H2O AutoML + Big Data Processing with Apache Spark

Original article was published by Jamshed Khan on Deep Learning on Medium

Big data and machine learning, while two separate concepts, remain interwoven in many aspects. The ability to process vast piles of data for machine learning tasks is a requirement of the field.

Apache Spark is a great framework when it comes to large-scale data processing (and has been for a while), enabling you to work with a range of big data problems. Apart from supporting cluster computing and distributivity with various languages such Java, Scala, and Python, Spark offers support for a variety of ML capabilities via its native libraries. However, its selling point remains its potential for ETL processing with large scale datasets.

On the other hand, H2O is an open source machine learning platform that is centered on scalability.

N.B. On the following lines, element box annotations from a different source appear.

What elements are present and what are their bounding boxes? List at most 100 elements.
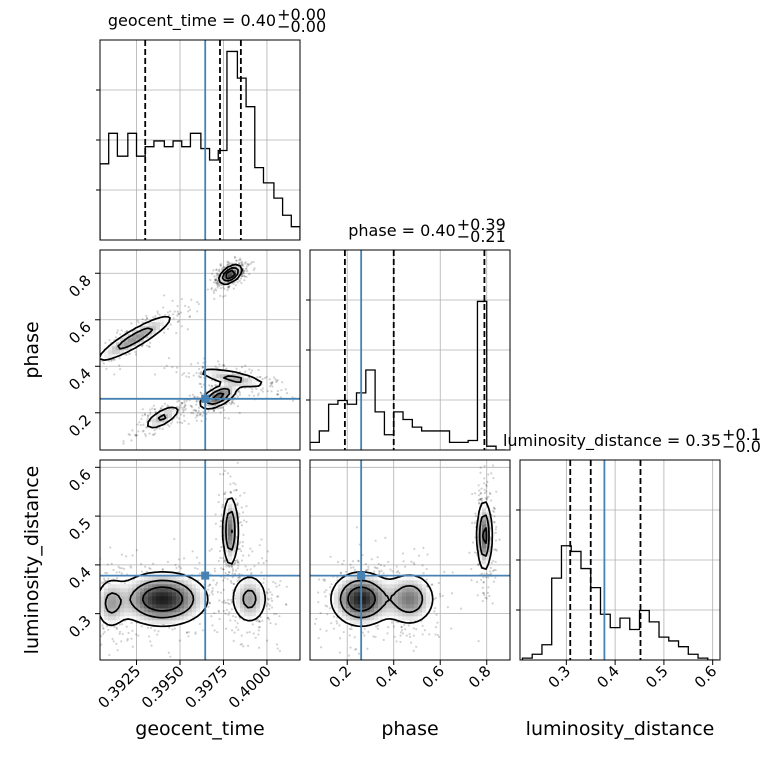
sample-point bbox=[115, 626, 118, 629]
sample-point bbox=[485, 496, 488, 499]
density-cell bbox=[112, 350, 117, 355]
sample-point bbox=[180, 401, 184, 405]
density-cell bbox=[248, 616, 253, 621]
sample-point bbox=[215, 268, 218, 272]
sample-point bbox=[276, 393, 279, 396]
density-cell bbox=[204, 402, 209, 407]
density-cell bbox=[252, 612, 257, 617]
sample-point bbox=[199, 382, 202, 386]
density-cell bbox=[418, 612, 423, 617]
sample-point bbox=[494, 576, 497, 579]
sample-point bbox=[127, 433, 130, 436]
sample-point bbox=[100, 634, 103, 638]
density-cell bbox=[358, 596, 363, 601]
sample-point bbox=[152, 562, 155, 565]
density-cell bbox=[140, 330, 145, 335]
sample-point bbox=[130, 322, 133, 325]
sample-point bbox=[168, 626, 171, 629]
density-cell bbox=[104, 616, 109, 621]
xaxis-label-luminosity_distance: luminosity_distance bbox=[526, 718, 715, 740]
sample-point bbox=[151, 407, 154, 410]
density-cell bbox=[486, 512, 491, 517]
density-cell bbox=[220, 382, 225, 387]
sample-point bbox=[477, 501, 481, 505]
sample-point bbox=[268, 608, 271, 611]
sample-point bbox=[208, 583, 212, 586]
sample-point bbox=[206, 288, 210, 291]
sample-point bbox=[188, 394, 191, 397]
density-cell bbox=[120, 592, 125, 597]
density-cell bbox=[104, 612, 109, 617]
sample-point bbox=[236, 395, 239, 398]
sample-point bbox=[141, 430, 144, 433]
sample-point bbox=[240, 549, 243, 553]
sample-point bbox=[219, 525, 222, 528]
sample-point bbox=[236, 579, 239, 583]
sample-point bbox=[158, 313, 161, 316]
sample-point bbox=[266, 617, 269, 620]
sample-point bbox=[125, 330, 128, 333]
sample-point bbox=[210, 286, 213, 290]
title-geocent_time: geocent_time = 0.40 bbox=[108, 11, 276, 31]
sample-point bbox=[229, 564, 232, 567]
sample-point bbox=[168, 425, 171, 428]
sample-point bbox=[219, 591, 223, 594]
density-cell bbox=[148, 592, 153, 597]
sample-point bbox=[232, 582, 235, 586]
density-cell bbox=[168, 580, 173, 585]
sample-point bbox=[147, 414, 150, 417]
density-cell bbox=[482, 508, 487, 513]
sample-point bbox=[118, 630, 122, 633]
sample-point bbox=[323, 578, 326, 581]
density-cell bbox=[220, 374, 225, 379]
sample-point bbox=[141, 321, 144, 324]
density-cell bbox=[390, 608, 395, 613]
sample-point bbox=[451, 571, 454, 574]
density-cell bbox=[366, 616, 371, 621]
sample-point bbox=[460, 607, 463, 610]
sample-point bbox=[258, 376, 261, 379]
density-cell bbox=[164, 620, 169, 625]
sample-point bbox=[260, 571, 263, 574]
sample-point bbox=[404, 565, 407, 568]
density-cell bbox=[200, 588, 205, 593]
sample-point bbox=[238, 576, 241, 579]
density-cell bbox=[124, 616, 129, 621]
sample-point bbox=[238, 391, 241, 394]
sample-point bbox=[399, 631, 403, 634]
sample-point bbox=[241, 545, 244, 548]
density-cell bbox=[394, 612, 399, 617]
sample-point bbox=[480, 487, 483, 490]
density-cell bbox=[152, 322, 157, 327]
sample-point bbox=[169, 310, 172, 313]
sample-point bbox=[102, 577, 106, 580]
sample-point bbox=[180, 325, 183, 328]
sample-point bbox=[236, 461, 239, 464]
sample-point bbox=[313, 622, 317, 626]
sample-point bbox=[237, 547, 240, 550]
density-cell bbox=[164, 584, 169, 589]
sample-point bbox=[117, 565, 120, 568]
density-cell bbox=[354, 592, 359, 597]
density-cell bbox=[402, 580, 407, 585]
sample-point bbox=[241, 511, 245, 514]
sample-point bbox=[245, 520, 248, 523]
sample-point bbox=[217, 610, 221, 613]
sample-point bbox=[184, 403, 187, 406]
sample-point bbox=[230, 565, 233, 568]
sample-point bbox=[315, 617, 318, 621]
sample-point bbox=[367, 568, 370, 571]
sample-point bbox=[195, 556, 199, 559]
density-cell bbox=[164, 596, 169, 601]
sample-point bbox=[367, 565, 370, 569]
density-cell bbox=[426, 604, 431, 609]
density-cell bbox=[148, 576, 153, 581]
sample-point bbox=[258, 620, 261, 623]
sample-point bbox=[177, 312, 180, 315]
density-cell bbox=[128, 592, 133, 597]
density-cell bbox=[422, 580, 427, 585]
density-cell bbox=[232, 382, 237, 387]
sample-point bbox=[190, 406, 194, 409]
sample-point bbox=[227, 570, 231, 574]
sample-point bbox=[471, 492, 474, 496]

Designed to work with distributed data, it integrates seamlessly with big data frameworks such as Hadoop and Spark to build more efficient ML models.

H2O provides a range of supervised and unsupervised algorithms and an easy-to-use browser based interface in the form of a notebook called Flow. H2O.ai was one of the first to introduce automatic model selection and was named among the top 3 AI and ML solution providers in 2018.

Best of Both Worlds: Sparkling Water

Sparkling Water combines the vast H2O machine learning toolkit with the data processing capabilities of Spark.

It’s an ideal solution for users who need to manage large data clusters and want to transfer data between Spark and H2O. By consolidating these two open-source frameworks, users can query big datasets using Spark SQL, feed the results into an H2O cluster to build a model and make predictions, and then reuse the results in Spark.

The end game here is deploying much more advanced machine learning algorithms with the existing Spark implementation. Results from the H2O pipeline can easily be deployed independently or within Spark, thus offering even more flexibility.

Credit : H2O.ai

Automating ML with H2O

The process of automating machine learning, referred to as AutoML, is now a standard feature across various platforms such as Azure, Google Cloud, and so on. With AutoML, several steps in an end-to-end ML pipeline can be taken care of with minimal human intervention, without affecting the model’s efficiency.

Some of these steps where AutoML proves useful are data preprocessing tasks (augmentation, standardization, feature selection, etc.), automatic generation of various models (random forests, GBM etc.), and deploying the best model out of these generated models.

AutoML is a function of H2O that automates the process of building a large number of models, with the goal of finding the “best” model without any prior knowledge or effort by the data scientist.

The current version of AutoML (in H2O, 3.16) trains and cross-validates a default random forest, an extremely-randomized forest, a random grid of gradient boosting machines (GBMs), a random grid of deep neural nets, a fixed grid of GLMs, and then two stacked ensemble models at the end. One ensemble contains all the models (optimized for model performance), and the second ensemble contains just the best performing model from each algorithm class/family (optimized for production use).